Call saw that the man was upset--he supposed, really, that he ought to accept the gun.
That would be the polite thing. But in the past few years, governors and presidents of railroads and senators and rich men were always offering him fancy weapons, or expensive saddles, or the use of their railroad cars, or even fine horses--and always, something in him resisted.
For one thing, he despised fancy gear. He rode a plain saddle, and all that he required in a weapon was that it be reliable and accurate.
For another thing, he had never met a governor or a president of a railroad or a senator or a rich man that he liked or felt comfortable with. Why place himself in some arrogant fool's debt for the sake of a gun he'd never shoot nor probably even load?
Only a few days before, Call and Charles Goodnight had discussed the matter of gifts from the rich and powerful. It had been the day, in fact, that Goodnight had ridden out to the little line cabin he let Call use when he was between jobs, and handed Call the telegram asking him to meet a Mr. Ned Brookshire in Amarillo at seven a.m., in the lobby of the best hotel.
Goodnight himself was famous; probably as famous as a cattleman could get. He had also been offered twenty-five or thirty engraved Winchesters in recent years, but, like Call, he was skeptical of the rich and powerful and seldom felt comfortable in their company.
Throughout most of their lives, which had only occasionally intersected, Woodrow Call and Charles Goodnight had not exactly gotten along. Somehow in the old days, the Indian-fighting days, they had rubbed one another the wrong way almost every time they met. Even now, they did not exactly consider themselves friends. Once a week or so, when Goodnight was around his home ranch, he had formed the habit of riding out to the little line cabin to check on his guest, the famous Texas Ranger.
The shack sat not far from the north rim of the Palo Duro Canyon. Often the two men would sit, largely in silence, looking down into the canyon until dusk and then darkness filled it.
In the dusk and shadows they saw their history; in the fading afterlight they saw the fallen: the Rangers, the Indians, the cowboys.

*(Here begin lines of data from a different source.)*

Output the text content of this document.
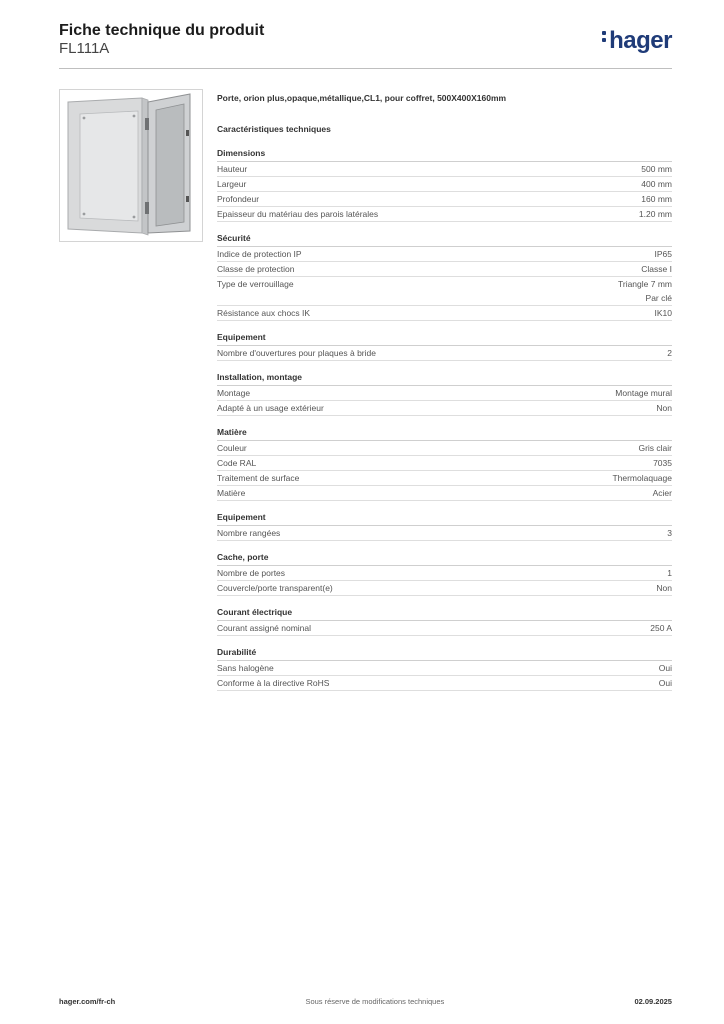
Fiche technique du produit
FL111A	hager
Porte, orion plus,opaque,métallique,CL1, pour coffret, 500X400X160mm
Caractéristiques techniques
Dimensions
Hauteur	500 mm
Largeur	400 mm
Profondeur	160 mm
Epaisseur du matériau des parois latérales	1.20 mm
Sécurité
Indice de protection IP	IP65
Classe de protection	Classe I
Type de verrouillage	Triangle 7 mm
Par clé
Résistance aux chocs IK	IK10
Equipement
Nombre d'ouvertures pour plaques à bride	2
Installation, montage
Montage	Montage mural
Adapté à un usage extérieur	Non
Matière
Couleur	Gris clair
Code RAL	7035
Traitement de surface	Thermolaquage
Matière	Acier
Equipement
Nombre rangées	3
Cache, porte
Nombre de portes	1
Couvercle/porte transparent(e)	Non
Courant électrique
Courant assigné nominal	250 A
Durabilité
Sans halogène	Oui
Conforme à la directive RoHS	Oui
hager.com/fr-ch	Sous réserve de modifications techniques	02.09.2025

"Let a man give you a fancy gun and he'll tell everybody in five counties that he's your friend, when in fact, you may despise him," Goodnight said, spitting. "I don't number too many rich fools among my friends--how about you?" "I have not had a friend for several years," Call said. Only after he said it did it occur to him that the remark might sound a little odd--as if he were asking for sympathy.
"Of course, there's Pea and there's Bol," he added, hastily. "Bol's out of his head, but I count him a friend." "Oh, your cook, I think he fed me once," Goodnight said. "If he's out of his head, how do you keep up with him?" "I left him with a family in San Antonio," Call said. "When I get a job down near the border I sometimes put him on his mule and take him with me. There's another family in Nuevo Laredo I can board him with when it comes time to do the work.